Даже Мегси, глядя на машину из своего сада, однажды сказала со смешком: «Кажется, будто у этого «Элджина» есть лицо, правда?»

«Это «Эдсел», – поправил Тедди.

Округленный рот, широко поставленные глаза, щеки… Он зажмурился и повернулся спиной к машине и только после этого снова открыл глаза. Наверное, Франсин недоумевает, почему он не пользуется «Эдселом», не ездит на нем к метро в Нисдене, чтобы ее встретить, например, а идет всю дорогу пешком. У Тедди никак не получалось придумать объяснение. Франсин наверняка недоумевает, но, скорее всего, спрашивать не будет. Скоро «Эдсел» уедет отсюда, прочь с его глаз, вон из памяти, и, возможно, у него хватит денег купить маленькую современную машину, нечто элегантной формы спокойного, темного цвета…

Тедди увидел ее раньше, чем она – его. Франсин неуверенно, почти робко вышла со станции и стала искать его взглядом. Сегодня – джинсы и голубая рубашка. Он был разочарован. Не очень сильно, но все же ошеломлен, потому что мысленно видел Франсин только в платьях, очень женственной, утонченной, принцессой.

Спрятавшись за столбом, Тедди наблюдал за ней. Франсин остановилась и стала его ждать. Он любовался изящной формой ее головы, и струящиеся, как вода, черные волосы не прятали, а только подчеркивали ее красоту; любовался ее угловатыми плечами, тонкой талией, длинными и стройными ногами, высоким подъемом ступни. Вот было бы здорово, вдруг подумал Тедди, если бы она всегда была рядом, чтобы он мог смотреть на нее, прикасаться к ней – но не разговаривать, – раздевать ее и снова одевать в тончайший лен или в какое-нибудь платье от Фортуни, но не в красное, как у Гарриет Оксенхолм, а в чисто-белое.

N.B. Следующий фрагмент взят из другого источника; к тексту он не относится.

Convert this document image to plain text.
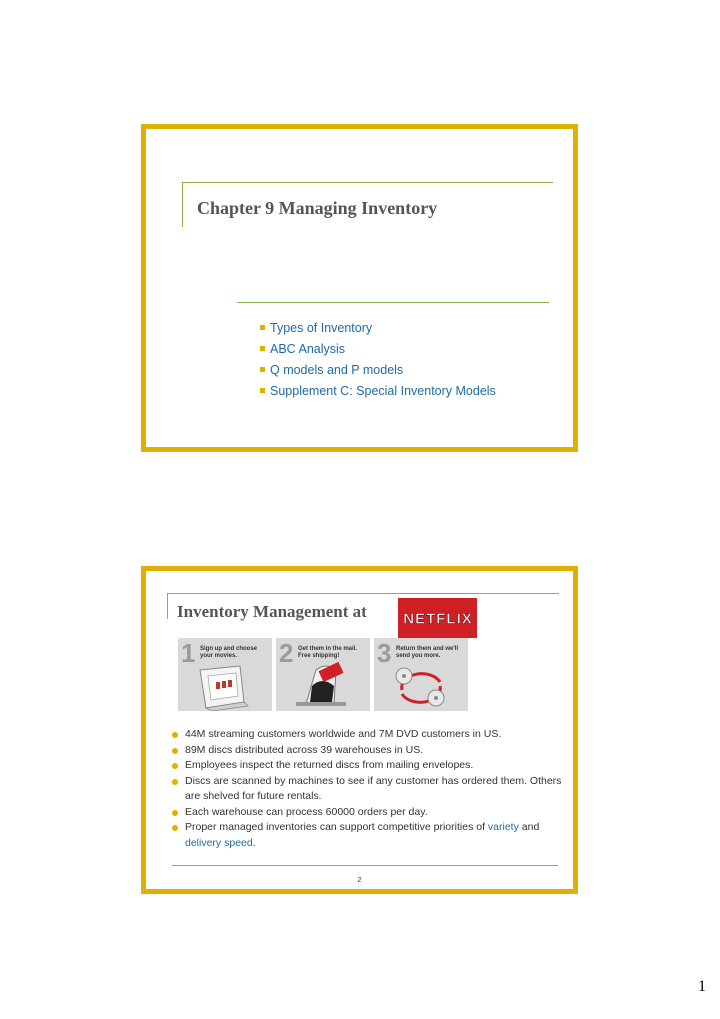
Chapter 9 Managing Inventory
Types of Inventory
ABC Analysis
Q models and P models
Supplement C: Special Inventory Models
Inventory Management at NETFLIX
1 Sign up and choose your movies.	2 Get them in the mail. Free shipping!	3 Return them and we'll send you more.
44M streaming customers worldwide and 7M DVD customers in US.
89M discs distributed across 39 warehouses in US.
Employees inspect the returned discs from mailing envelopes.
Discs are scanned by machines to see if any customer has ordered them. Others are shelved for future rentals.
Each warehouse can process 60000 orders per day.
Proper managed inventories can support competitive priorities of variety and delivery speed.
2
1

Франсин с несколько озадаченным видом смотрела в его сторону. Когда она на мгновение отвернулась, Тедди вышел из своего укрытия и окликнул ее:

– Франсин!

Улыбка и румянец, окрасивший ее щеки, преобразили ее лицо. У него промелькнула мысль, что мрачной и с белоснежной кожей она нравится ему больше. Он обнял ее и поцеловал в губы; поцелуй поначалу был легким, но с каждым мгновением становился все настойчивее, глубже, алчнее.

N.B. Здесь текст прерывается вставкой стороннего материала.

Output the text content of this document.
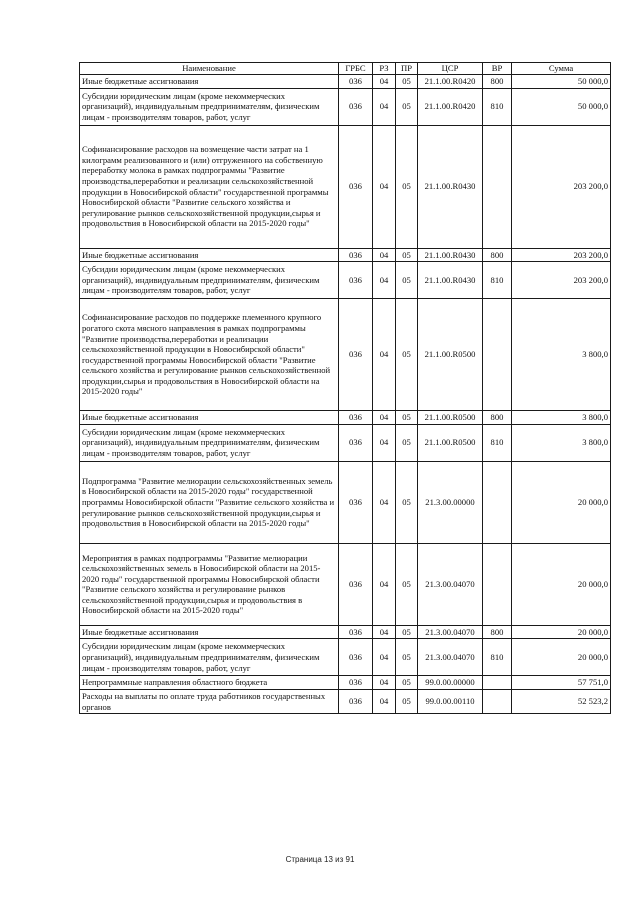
Наименование	ГРБС	РЗ	ПР	ЦСР	ВР	Сумма
Иные бюджетные ассигнования	036	04	05	21.1.00.R0420	800	50 000,0
Субсидии юридическим лицам (кроме некоммерческих организаций), индивидуальным предпринимателям, физическим лицам - производителям товаров, работ, услуг	036	04	05	21.1.00.R0420	810	50 000,0
Софинансирование расходов на возмещение части затрат на 1 килограмм реализованного и (или) отгруженного на собственную переработку молока в рамках подпрограммы "Развитие производства,переработки и реализации сельскохозяйственной продукции в Новосибирской области" государственной программы Новосибирской области "Развитие сельского хозяйства и регулирование рынков сельскохозяйственной продукции,сырья и продовольствия в Новосибирской области на 2015-2020 годы"	036	04	05	21.1.00.R0430		203 200,0
Иные бюджетные ассигнования	036	04	05	21.1.00.R0430	800	203 200,0
Субсидии юридическим лицам (кроме некоммерческих организаций), индивидуальным предпринимателям, физическим лицам - производителям товаров, работ, услуг	036	04	05	21.1.00.R0430	810	203 200,0
Софинансирование расходов по поддержке племенного крупного рогатого скота мясного направления в рамках подпрограммы "Развитие производства,переработки и реализации сельскохозяйственной продукции в Новосибирской области" государственной программы Новосибирской области "Развитие сельского хозяйства и регулирование рынков сельскохозяйственной продукции,сырья и продовольствия в Новосибирской области на 2015-2020 годы"	036	04	05	21.1.00.R0500		3 800,0
Иные бюджетные ассигнования	036	04	05	21.1.00.R0500	800	3 800,0
Субсидии юридическим лицам (кроме некоммерческих организаций), индивидуальным предпринимателям, физическим лицам - производителям товаров, работ, услуг	036	04	05	21.1.00.R0500	810	3 800,0
Подпрограмма "Развитие мелиорации сельскохозяйственных земель в Новосибирской области на 2015-2020 годы" государственной программы Новосибирской области "Развитие сельского хозяйства и регулирование рынков сельскохозяйственной продукции,сырья и продовольствия в Новосибирской области на 2015-2020 годы"	036	04	05	21.3.00.00000		20 000,0
Мероприятия в рамках подпрограммы "Развитие мелиорации сельскохозяйственных земель в Новосибирской области на 2015-2020 годы" государственной программы Новосибирской области "Развитие сельского хозяйства и регулирование рынков сельскохозяйственной продукции,сырья и продовольствия в Новосибирской области на 2015-2020 годы"	036	04	05	21.3.00.04070		20 000,0
Иные бюджетные ассигнования	036	04	05	21.3.00.04070	800	20 000,0
Субсидии юридическим лицам (кроме некоммерческих организаций), индивидуальным предпринимателям, физическим лицам - производителям товаров, работ, услуг	036	04	05	21.3.00.04070	810	20 000,0
Непрограммные направления областного бюджета	036	04	05	99.0.00.00000		57 751,0
Расходы на выплаты по оплате труда работников государственных органов	036	04	05	99.0.00.00110		52 523,2
Страница 13 из 91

Франсин отстранилась первой, правда, с неохотой, для того чтобы сказать:

– Ну что, идем к тебе?

– Куда же еще?

– Помнится, ты говорил о том, чтобы сходить в кино или где-нибудь поесть.

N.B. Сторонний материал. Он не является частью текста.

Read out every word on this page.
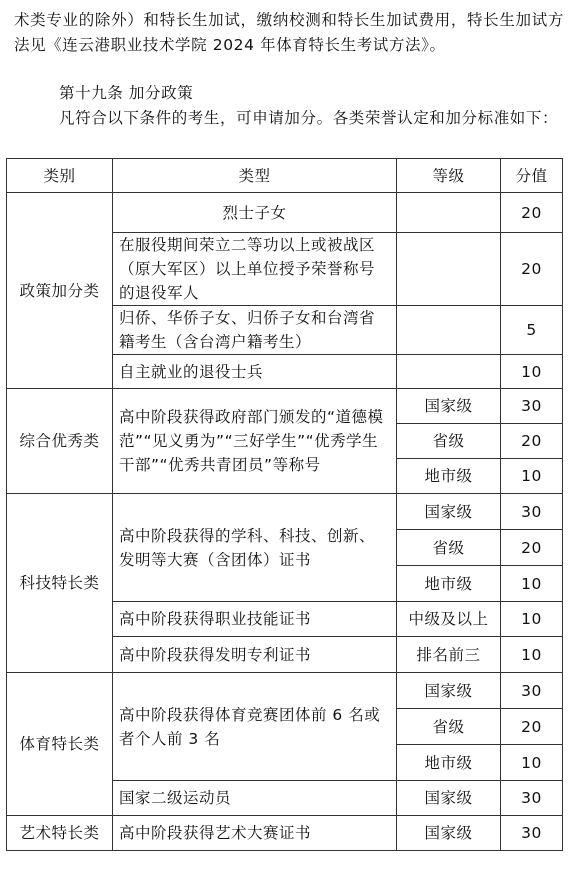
术类专业的除外）和特长生加试，缴纳校测和特长生加试费用，特长生加试方法见《连云港职业技术学院 2024 年体育特长生考试方法》。

第十九条 加分政策

凡符合以下条件的考生，可申请加分。各类荣誉认定和加分标准如下：

类别	类型	等级	分值
政策加分类	烈士子女		20
	在服役期间荣立二等功以上或被战区（原大军区）以上单位授予荣誉称号的退役军人		20
	归侨、华侨子女、归侨子女和台湾省籍考生（含台湾户籍考生）		5
	自主就业的退役士兵		10
综合优秀类	高中阶段获得政府部门颁发的“道德模范”“见义勇为”“三好学生”“优秀学生干部”“优秀共青团员”等称号	国家级	30
		省级	20
		地市级	10
科技特长类	高中阶段获得的学科、科技、创新、发明等大赛（含团体）证书	国家级	30
		省级	20
		地市级	10
	高中阶段获得职业技能证书	中级及以上	10
	高中阶段获得发明专利证书	排名前三	10
体育特长类	高中阶段获得体育竞赛团体前 6 名或者个人前 3 名	国家级	30
		省级	20
		地市级	10
	国家二级运动员	国家级	30
艺术特长类	高中阶段获得艺术大赛证书	国家级	30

– У меня достаточно еды, – сказал Тедди, – и специально для тебя есть вино. Пошли.

* * *

Дилип Рао пробыл в коттедже «Оркадия» так долго, что Гарриет задергалась. Франклин особо отметил свое намерение прийти домой рано. Ему предстояло завершить кое-какие мелкие дела, прежде чем ехать в аэропорт. Дилип отличался мужской силой и пылкостью, ему было всего двадцать, и казалось, что он не видит причин, почему бы им с Гарриет не остаться в кровати под балдахином до завтрашнего утра. Он не слушал ее объяснений, и в конечном итоге ей пришлось встать, сорвать одеяло с его обнаженного тела и швырнуть одежду. Дилип ушел в двадцать минут пятого, а Франклин пришел в половине.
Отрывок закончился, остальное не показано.